Jeff Gamso, the legal director of the Ohio chapter of the American Civil Liberties Union and an attorney for both Rivera and McCloud, praised the decision. He said the state appears to be trying to keep its methods of executing prisoners a secret.
“They’re saying ‘No, you can’t know how we maintain the equipment,’” Gamso said. “Why not? What’s the big secret? They think we’re not allowed to know. The people in Ohio, whose name they’re executing people in, aren’t allowed to know.”
County Prosecutor Dennis Will said his position hasn’t changed, despite the Ohio Supreme Court ruling.
“We’ll have to see what happens in the hearing, but our position is that it’s not ripe for consideration,” he said.
Burge said he will proceed with the hearings despite the fact that the U.S. Supreme Court is reviewing the lethal injection process used in Kentucky, which has created a virtual moratorium on executions throughout the country.
Ohio law holds executions to a higher standard than the U.S. Constitution, requiring that they be “quick and painless,” Burge said, meaning he could still prevent Rivera and McCloud from being executed no matter what the U.S. Supreme Court decides.
“If the Supreme Court rules it’s not cruel and unusual, I might decide it’s not painless and quick,” Burge said.
Whatever Burge ends up deciding on the constitutionality of lethal injection, his decision will likely be appealed and could reach the Ohio Supreme Court.

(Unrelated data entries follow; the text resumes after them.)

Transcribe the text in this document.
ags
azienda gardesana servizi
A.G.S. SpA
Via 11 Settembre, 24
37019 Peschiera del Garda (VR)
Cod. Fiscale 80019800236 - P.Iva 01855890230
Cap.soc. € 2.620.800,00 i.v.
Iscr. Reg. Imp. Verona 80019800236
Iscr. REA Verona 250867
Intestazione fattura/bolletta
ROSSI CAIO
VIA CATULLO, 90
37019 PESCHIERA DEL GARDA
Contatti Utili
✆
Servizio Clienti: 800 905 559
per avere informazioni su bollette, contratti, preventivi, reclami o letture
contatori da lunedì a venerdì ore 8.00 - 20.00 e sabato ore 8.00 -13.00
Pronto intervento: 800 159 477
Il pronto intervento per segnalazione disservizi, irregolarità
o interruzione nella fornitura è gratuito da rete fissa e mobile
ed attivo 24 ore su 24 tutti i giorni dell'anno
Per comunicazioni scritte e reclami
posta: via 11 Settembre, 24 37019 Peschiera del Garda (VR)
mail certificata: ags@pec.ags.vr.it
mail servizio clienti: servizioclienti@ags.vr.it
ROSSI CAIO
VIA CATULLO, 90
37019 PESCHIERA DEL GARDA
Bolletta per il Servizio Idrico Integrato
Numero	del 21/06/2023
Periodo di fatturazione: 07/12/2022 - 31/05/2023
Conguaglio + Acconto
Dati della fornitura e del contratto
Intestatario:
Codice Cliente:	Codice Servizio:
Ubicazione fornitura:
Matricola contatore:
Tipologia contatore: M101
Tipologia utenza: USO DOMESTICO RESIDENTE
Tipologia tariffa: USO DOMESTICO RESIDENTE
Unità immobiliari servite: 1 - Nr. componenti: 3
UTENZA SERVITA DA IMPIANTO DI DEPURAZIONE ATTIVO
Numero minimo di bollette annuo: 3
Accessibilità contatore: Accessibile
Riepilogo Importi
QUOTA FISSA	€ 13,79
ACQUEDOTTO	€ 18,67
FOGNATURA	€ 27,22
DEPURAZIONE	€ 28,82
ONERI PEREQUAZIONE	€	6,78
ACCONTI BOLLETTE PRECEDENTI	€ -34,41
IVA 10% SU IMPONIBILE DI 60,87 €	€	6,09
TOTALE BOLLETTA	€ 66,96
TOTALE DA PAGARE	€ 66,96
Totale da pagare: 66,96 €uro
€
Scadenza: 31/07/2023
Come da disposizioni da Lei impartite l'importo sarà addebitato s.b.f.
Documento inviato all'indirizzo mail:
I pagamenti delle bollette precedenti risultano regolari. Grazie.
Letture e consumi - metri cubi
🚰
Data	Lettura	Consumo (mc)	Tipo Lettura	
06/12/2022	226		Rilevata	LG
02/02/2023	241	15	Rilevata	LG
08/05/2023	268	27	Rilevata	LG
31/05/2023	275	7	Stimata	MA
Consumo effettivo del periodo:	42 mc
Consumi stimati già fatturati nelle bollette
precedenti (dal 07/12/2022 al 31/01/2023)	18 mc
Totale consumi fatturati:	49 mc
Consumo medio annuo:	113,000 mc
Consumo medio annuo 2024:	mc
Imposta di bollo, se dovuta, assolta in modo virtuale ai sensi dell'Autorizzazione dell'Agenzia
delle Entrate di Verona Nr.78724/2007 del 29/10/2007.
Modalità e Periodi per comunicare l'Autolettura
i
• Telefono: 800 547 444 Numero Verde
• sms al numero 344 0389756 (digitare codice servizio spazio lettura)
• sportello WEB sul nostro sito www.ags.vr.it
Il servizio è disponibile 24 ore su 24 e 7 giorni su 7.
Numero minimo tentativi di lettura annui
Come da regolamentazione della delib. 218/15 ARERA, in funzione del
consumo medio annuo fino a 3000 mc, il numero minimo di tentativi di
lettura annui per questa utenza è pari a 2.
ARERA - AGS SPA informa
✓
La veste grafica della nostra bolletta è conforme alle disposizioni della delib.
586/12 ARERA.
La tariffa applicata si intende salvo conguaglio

Critics of the lethal injection process argue that the three-drug cocktail used in executions in Ohio, Kentucky and virtually every other state that has lethal injection might not be an efficient killer. The drugs are supposed to put the condemned inmate to sleep before paralyzing him and inducing a heart attack.
But there’s no guarantee that the inmate will remain unconscious throughout the entire process and could die painfully, but remain paralyzed and unable to cry out, the critics contend.
State officials argue that there’s no evidence inmates have suffered during their executions, which they have called constitutionally sound. Will said lethal injection has already survived several legal challenges in the courts.
Burge, a former defense attorney, has said while he’s torn in his position on the death penalty, he could impose it if a jury decided the punishment fit the crime. In April, Burge pushed his former client, James Filiaggi, to make a last-minute push to avoid execution, a move that ultimately failed to win a stay for Filiaggi, who had been sentenced to death for killing his ex-wife.
Filiaggi had sought to join a federal lawsuit, similar to the one being considered by the U.S. Supreme Court, that was brought by several inmates on Ohio’s death row, which is still pending.